DOI: 10.1161/circ.148.suppl_1.13038 ISSN: 0009-7322

Abstract 13038: Predictive Value of Cardiac Function Parameters and NT-proBNP in Patients With Pulmonary Arterial Hypertension (PAH) Treated With Sotatercept in the STELLAR Trial

Vallerie V McLaughlin, Marius M Hoeper, David B Badesch, Ardeschir H Ghofrani, Simon R Gibbs, Mardi Gomberg-Maitland, Ioana R Preston, Rogerio Souza, Aaron B Waxman, jianxin lin, Amy O Levonas, Janethe de Oliveira Pena, Marc Humbert
  • Physiology (medical)
  • Cardiology and Cardiovascular Medicine

Background: Sotatercept is an activin signaling inhibitor under investigation for PAH.

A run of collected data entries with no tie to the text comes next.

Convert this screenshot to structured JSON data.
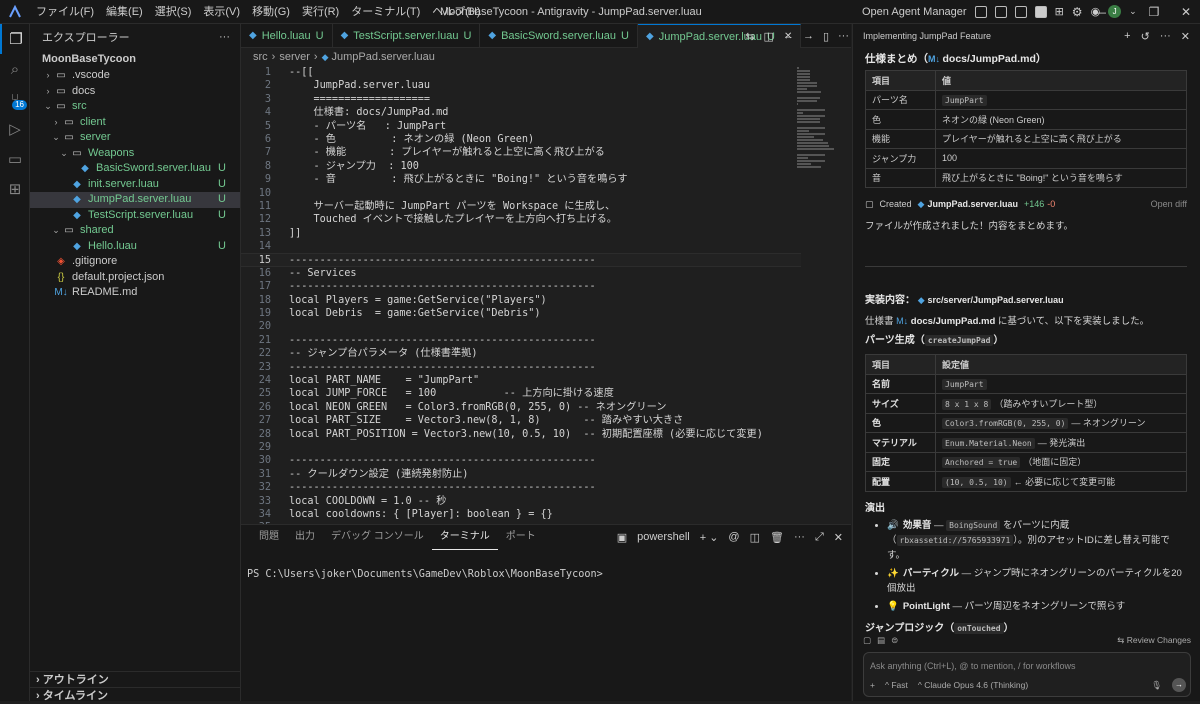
{
  "titlebar": {
    "menu": [
      "ファイル(F)",
      "編集(E)",
      "選択(S)",
      "表示(V)",
      "移動(G)",
      "実行(R)",
      "ターミナル(T)",
      "ヘルプ(H)"
    ],
    "window_title": "MoonBaseTycoon - Antigravity - JumpPad.server.luau",
    "agent_manager": "Open Agent Manager",
    "avatar_letter": "J"
  },
  "activity": {
    "scm_badge": "16"
  },
  "sidebar": {
    "header": "エクスプローラー",
    "root": "MoonBaseTycoon",
    "items": [
      {
        "label": ".vscode",
        "type": "folder",
        "depth": 1,
        "chev": "›",
        "status": ""
      },
      {
        "label": "docs",
        "type": "folder",
        "depth": 1,
        "chev": "›",
        "status": ""
      },
      {
        "label": "src",
        "type": "folder",
        "depth": 1,
        "chev": "⌄",
        "status": ""
      },
      {
        "label": "client",
        "type": "folder",
        "depth": 2,
        "chev": "›",
        "status": ""
      },
      {
        "label": "server",
        "type": "folder",
        "depth": 2,
        "chev": "⌄",
        "status": ""
      },
      {
        "label": "Weapons",
        "type": "folder",
        "depth": 3,
        "chev": "⌄",
        "status": ""
      },
      {
        "label": "BasicSword.server.luau",
        "type": "luau",
        "depth": 4,
        "chev": "",
        "status": "U"
      },
      {
        "label": "init.server.luau",
        "type": "luau",
        "depth": 3,
        "chev": "",
        "status": "U"
      },
      {
        "label": "JumpPad.server.luau",
        "type": "luau",
        "depth": 3,
        "chev": "",
        "status": "U",
        "selected": true
      },
      {
        "label": "TestScript.server.luau",
        "type": "luau",
        "depth": 3,
        "chev": "",
        "status": "U"
      },
      {
        "label": "shared",
        "type": "folder",
        "depth": 2,
        "chev": "⌄",
        "status": ""
      },
      {
        "label": "Hello.luau",
        "type": "luau",
        "depth": 3,
        "chev": "",
        "status": "U"
      },
      {
        "label": ".gitignore",
        "type": "git",
        "depth": 1,
        "chev": "",
        "status": ""
      },
      {
        "label": "default.project.json",
        "type": "json",
        "depth": 1,
        "chev": "",
        "status": ""
      },
      {
        "label": "README.md",
        "type": "md",
        "depth": 1,
        "chev": "",
        "status": ""
      }
    ],
    "outline": "アウトライン",
    "timeline": "タイムライン"
  },
  "editor": {
    "tabs": [
      {
        "label": "Hello.luau",
        "status": "U",
        "active": false
      },
      {
        "label": "TestScript.server.luau",
        "status": "U",
        "active": false
      },
      {
        "label": "BasicSword.server.luau",
        "status": "U",
        "active": false
      },
      {
        "label": "JumpPad.server.luau",
        "status": "U",
        "active": true
      }
    ],
    "breadcrumb": [
      "src",
      "server",
      "JumpPad.server.luau"
    ],
    "current_line": 15,
    "lines": [
      "--[[",
      "    JumpPad.server.luau",
      "    ===================",
      "    仕様書: docs/JumpPad.md",
      "    - パーツ名   : JumpPart",
      "    - 色         : ネオンの緑 (Neon Green)",
      "    - 機能       : プレイヤーが触れると上空に高く飛び上がる",
      "    - ジャンプ力  : 100",
      "    - 音         : 飛び上がるときに \"Boing!\" という音を鳴らす",
      "",
      "    サーバー起動時に JumpPart パーツを Workspace に生成し、",
      "    Touched イベントで接触したプレイヤーを上方向へ打ち上げる。",
      "]]",
      "",
      "--------------------------------------------------",
      "-- Services",
      "--------------------------------------------------",
      "local Players = game:GetService(\"Players\")",
      "local Debris  = game:GetService(\"Debris\")",
      "",
      "--------------------------------------------------",
      "-- ジャンプ台パラメータ (仕様書準拠)",
      "--------------------------------------------------",
      "local PART_NAME    = \"JumpPart\"",
      "local JUMP_FORCE   = 100           -- 上方向に掛ける速度",
      "local NEON_GREEN   = Color3.fromRGB(0, 255, 0) -- ネオングリーン",
      "local PART_SIZE    = Vector3.new(8, 1, 8)       -- 踏みやすい大きさ",
      "local PART_POSITION = Vector3.new(10, 0.5, 10)  -- 初期配置座標 (必要に応じて変更)",
      "",
      "--------------------------------------------------",
      "-- クールダウン設定 (連続発射防止)",
      "--------------------------------------------------",
      "local COOLDOWN = 1.0 -- 秒",
      "local cooldowns: { [Player]: boolean } = {}",
      ""
    ]
  },
  "panel": {
    "tabs": [
      "問題",
      "出力",
      "デバッグ コンソール",
      "ターミナル",
      "ポート"
    ],
    "active_tab": "ターミナル",
    "shell": "powershell",
    "prompt": "PS C:\\Users\\joker\\Documents\\GameDev\\Roblox\\MoonBaseTycoon>"
  },
  "agent": {
    "title": "Implementing JumpPad Feature",
    "spec_heading": "仕様まとめ（",
    "spec_file": "docs/JumpPad.md",
    "spec_heading_end": "）",
    "spec_table": {
      "headers": [
        "項目",
        "値"
      ],
      "rows": [
        [
          "パーツ名",
          "JumpPart"
        ],
        [
          "色",
          "ネオンの緑 (Neon Green)"
        ],
        [
          "機能",
          "プレイヤーが触れると上空に高く飛び上がる"
        ],
        [
          "ジャンプ力",
          "100"
        ],
        [
          "音",
          "飛び上がるときに \"Boing!\" という音を鳴らす"
        ]
      ]
    },
    "created_label": "Created",
    "created_file": "JumpPad.server.luau",
    "created_plus": "+146",
    "created_minus": "-0",
    "open_diff": "Open diff",
    "summary_text": "ファイルが作成されました！内容をまとめます。",
    "impl_label": "実装内容：",
    "impl_file": "src/server/JumpPad.server.luau",
    "based_pre": "仕様書",
    "based_file": "docs/JumpPad.md",
    "based_post": "に基づいて、以下を実装しました。",
    "parts_heading": "パーツ生成（",
    "parts_code": "createJumpPad",
    "parts_heading_end": "）",
    "parts_table": {
      "headers": [
        "項目",
        "設定値"
      ],
      "rows": [
        {
          "k": "名前",
          "code": "JumpPart",
          "note": ""
        },
        {
          "k": "サイズ",
          "code": "8 x 1 x 8",
          "note": "（踏みやすいプレート型）"
        },
        {
          "k": "色",
          "code": "Color3.fromRGB(0, 255, 0)",
          "note": "— ネオングリーン"
        },
        {
          "k": "マテリアル",
          "code": "Enum.Material.Neon",
          "note": "— 発光演出"
        },
        {
          "k": "固定",
          "code": "Anchored = true",
          "note": "（地面に固定）"
        },
        {
          "k": "配置",
          "code": "(10, 0.5, 10)",
          "note": "← 必要に応じて変更可能"
        }
      ]
    },
    "effects_heading": "演出",
    "effects": [
      {
        "icon": "🔊",
        "title": "効果音",
        "pre": " — ",
        "code": "BoingSound",
        "mid": " をパーツに内蔵（",
        "code2": "rbxassetid://5765933971",
        "post": "）。別のアセットIDに差し替え可能です。"
      },
      {
        "icon": "✨",
        "title": "パーティクル",
        "pre": " — ジャンプ時にネオングリーンのパーティクルを20個放出",
        "code": "",
        "mid": "",
        "code2": "",
        "post": ""
      },
      {
        "icon": "💡",
        "title": "PointLight",
        "pre": " — パーツ周辺をネオングリーンで照らす",
        "code": "",
        "mid": "",
        "code2": "",
        "post": ""
      }
    ],
    "jump_heading": "ジャンプロジック（",
    "jump_code": "onTouched",
    "jump_heading_end": "）",
    "review_changes": "Review Changes",
    "input_placeholder": "Ask anything (Ctrl+L), @ to mention, / for workflows",
    "mode": "Fast",
    "model": "Claude Opus 4.6 (Thinking)"
  }
}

Goal: Evaluate the prognostic utility of hemodynamic and cardiac function parameters in PAH patients receiving sotatercept vs placebo.

Methods: Participants in STELLAR, a phase 3 trial (NCT04576988), were randomized 1:1 to sotatercept (0.3 up to 0.7 mg/kg once every 3 weeks) or placebo added to background therapies. Eligible participants had WHO functional class II-III, pulmonary vascular resistance ≥400 dyn·s·cm -5 , and 6-minute walk distance 150-550 m. This post-hoc analysis assessed clinical worsening events at last measurement by baseline echocardiography (ECHO), right heart catheterization (RHC), and NT-proBNP parameters. Clinical worsening events were assessed up to week 60. Uni-/multivariate-adjusted Cox models identified baseline parameters significantly (p<0.05) associated with events. Parameters with p-values <0.10 were carried forward to multivariate model. Receiver operating characteristic curves assessed discriminatory utility of cutoff values.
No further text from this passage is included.